Automating Pruning in Top-Down Enumeration for Program Synthesis Problems with Monotonic Semantics
Keith J. C. Johnson, Rahul Krishnan, Thomas Reps, Loris D'Antoni
TL;DR
This paper presents Moito, a domain-agnostic framework that automates pruning in top-down program synthesis by exploiting semantic monotonicity to construct interval-based abstractions. By casting pruning as interval abstract interpretation and enabling automatic generation of abstract transformers from concrete CHCs, the approach unifies previously domain-specific pruning techniques (e.g., AlphaRegex, SIMPL) and couples them with Grammar Flow Analysis to compute precise hole abstractions. The system demonstrably improves synthesis performance across a broad SemGuS benchmark suite, solving more problems than naive enumeration and often pruning large portions of the search space. These results indicate that monotonicity-guided interval abstractions are a scalable, general tool for accelerating domain-agnostic program synthesis in practice.
Abstract
In top-down enumeration for program synthesis, abstraction-based pruning uses an abstract domain to approximate the set of possible values that a partial program, when completed, can output on a given input. If the set does not contain the desired output, the partial program and all its possible completions can be pruned. In its general form, abstraction-based pruning requires manually designed, domain-specific abstract domains and semantics, and thus has only been used in domain-specific synthesizers. This paper provides sufficient conditions under which a form of abstraction-based pruning can be automated for arbitrary synthesis problems in the general-purpose Semantics-Guided Synthesis (SemGuS) framework without requiring manually-defined abstract domains.
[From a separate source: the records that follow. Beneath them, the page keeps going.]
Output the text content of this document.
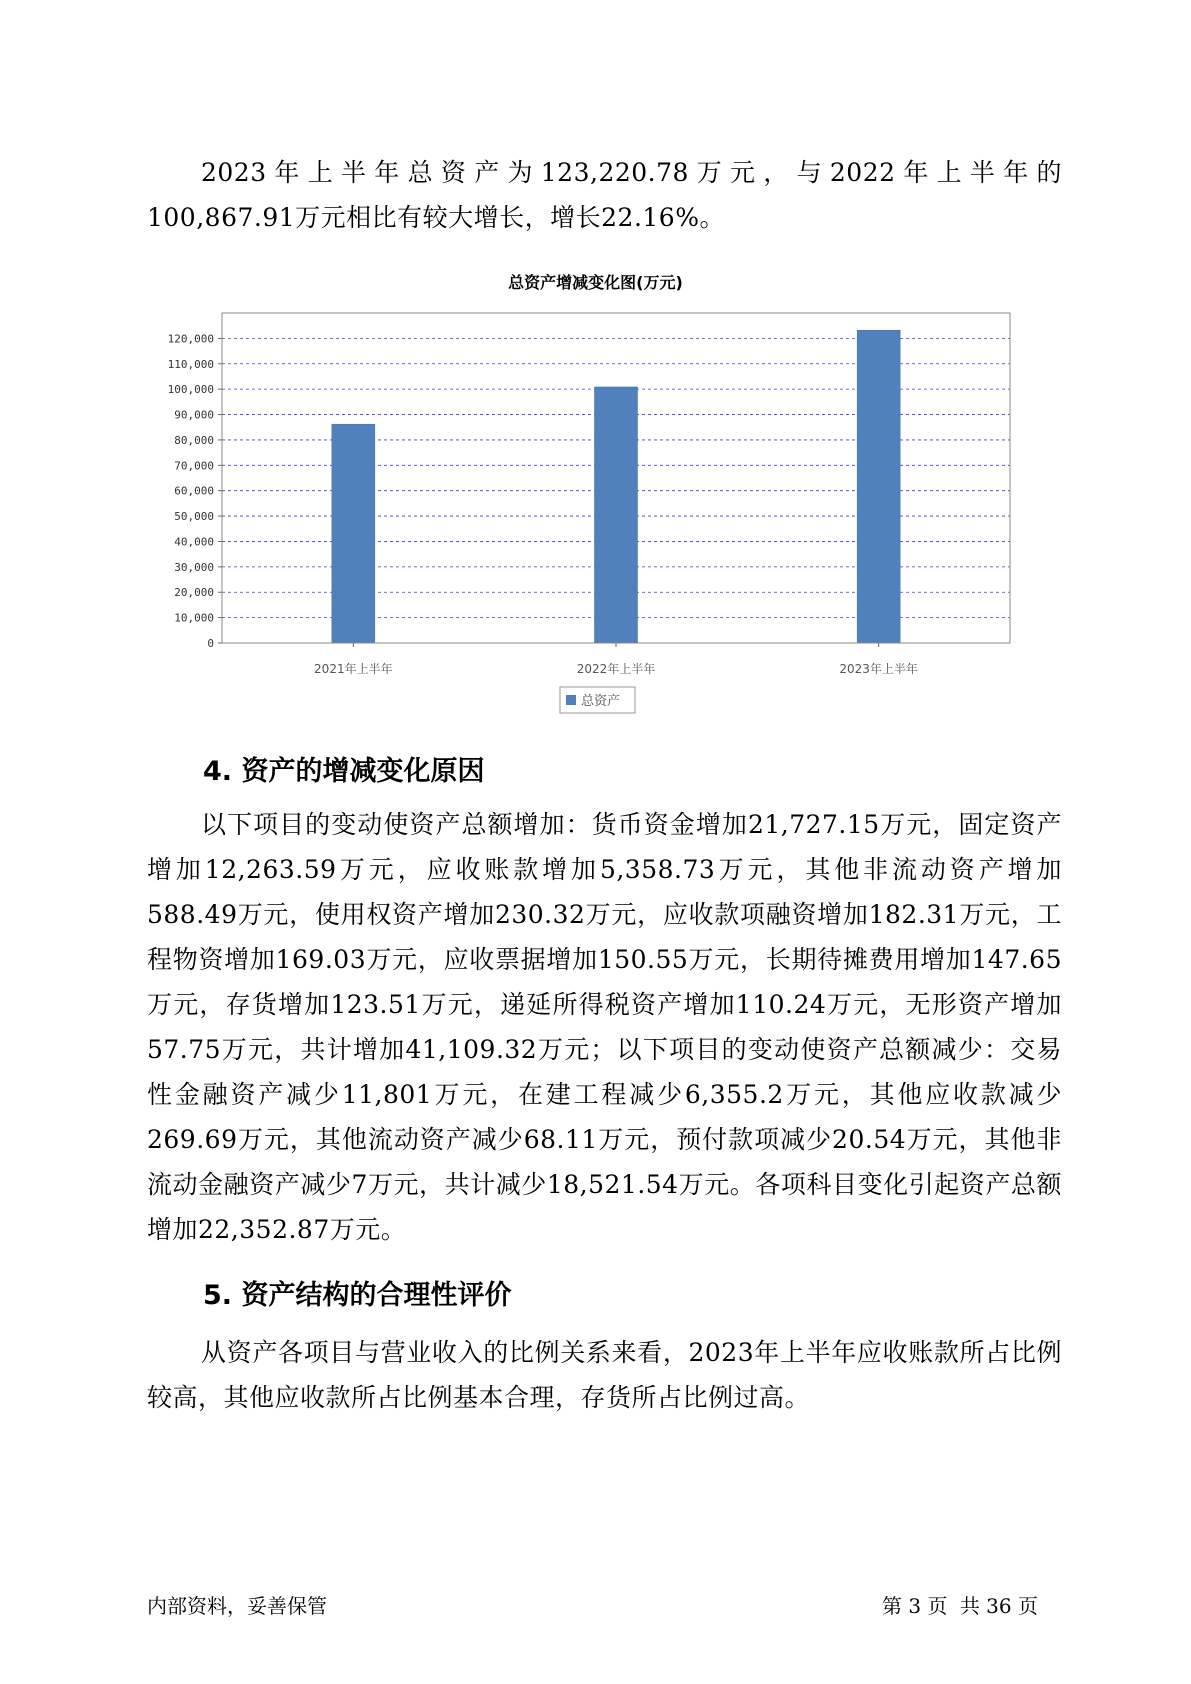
2023年上半年总资产为123,220.78万元，与2022年上半年的100,867.91万元相比有较大增长，增长22.16%。

总资产增减变化图(万元)
0
10,000
20,000
30,000
40,000
50,000
60,000
70,000
80,000
90,000
100,000
110,000
120,000
2021年上半年	2022年上半年	2023年上半年
总资产
4. 资产的增减变化原因

以下项目的变动使资产总额增加：货币资金增加21,727.15万元，固定资产增加12,263.59万元，应收账款增加5,358.73万元，其他非流动资产增加588.49万元，使用权资产增加230.32万元，应收款项融资增加182.31万元，工程物资增加169.03万元，应收票据增加150.55万元，长期待摊费用增加147.65万元，存货增加123.51万元，递延所得税资产增加110.24万元，无形资产增加57.75万元，共计增加41,109.32万元；以下项目的变动使资产总额减少：交易性金融资产减少11,801万元，在建工程减少6,355.2万元，其他应收款减少269.69万元，其他流动资产减少68.11万元，预付款项减少20.54万元，其他非流动金融资产减少7万元，共计减少18,521.54万元。各项科目变化引起资产总额增加22,352.87万元。

5. 资产结构的合理性评价

从资产各项目与营业收入的比例关系来看，2023年上半年应收账款所占比例较高，其他应收款所占比例基本合理，存货所占比例过高。

内部资料，妥善保管	第 3 页 共 36 页
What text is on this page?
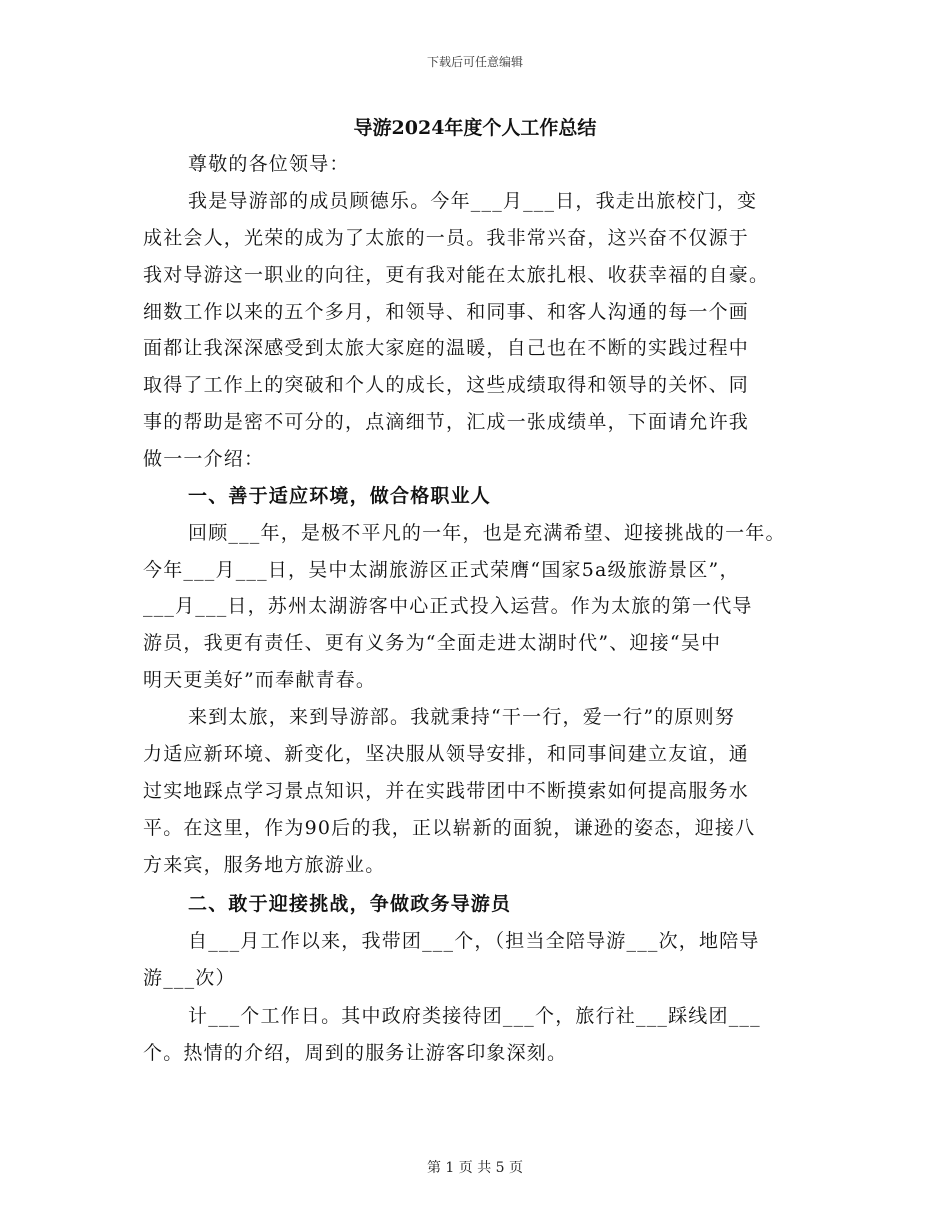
下载后可任意编辑
导游2024年度个人工作总结
尊敬的各位领导：
我是导游部的成员顾德乐。今年___月___日，我走出旅校门，变
成社会人，光荣的成为了太旅的一员。我非常兴奋，这兴奋不仅源于
我对导游这一职业的向往，更有我对能在太旅扎根、收获幸福的自豪。
细数工作以来的五个多月，和领导、和同事、和客人沟通的每一个画
面都让我深深感受到太旅大家庭的温暖，自己也在不断的实践过程中
取得了工作上的突破和个人的成长，这些成绩取得和领导的关怀、同
事的帮助是密不可分的，点滴细节，汇成一张成绩单，下面请允许我
做一一介绍：
一、善于适应环境，做合格职业人
回顾___年，是极不平凡的一年，也是充满希望、迎接挑战的一年。
今年___月___日，吴中太湖旅游区正式荣膺“国家5a级旅游景区”，
___月___日，苏州太湖游客中心正式投入运营。作为太旅的第一代导
游员，我更有责任、更有义务为“全面走进太湖时代”、迎接“吴中
明天更美好”而奉献青春。
来到太旅，来到导游部。我就秉持“干一行，爱一行”的原则努
力适应新环境、新变化，坚决服从领导安排，和同事间建立友谊，通
过实地踩点学习景点知识，并在实践带团中不断摸索如何提高服务水
平。在这里，作为90后的我，正以崭新的面貌，谦逊的姿态，迎接八
方来宾，服务地方旅游业。
二、敢于迎接挑战，争做政务导游员
自___月工作以来，我带团___个，（担当全陪导游___次，地陪导
游___次）
计___个工作日。其中政府类接待团___个，旅行社___踩线团___
个。热情的介绍，周到的服务让游客印象深刻。
第 1 页 共 5 页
We show that if the semantics of the language for which we are synthesizing programs exhibits some monotonicity properties, one can obtain an abstract interval-based semantics for free from the concrete semantics of the programming language, and use such semantics to effectively prune the search space. We also identify a condition that ensures such abstract semantics can be used to compute a precise abstraction of the set of values that a program derivable from a given hole in a partial program can produce. These precise abstractions make abstraction-based pruning more effective. We implement our approach in a tool, Moito, which can tackle synthesis problems defined in the SemGuS framework. Moito can automate interval-based pruning without any a-priori knowledge of the problem domain, and solve synthesis problems that previously required domain-specific, abstraction-based synthesizers -- e.g., synthesis of regular expressions, CSV file schema, and imperative programs from examples.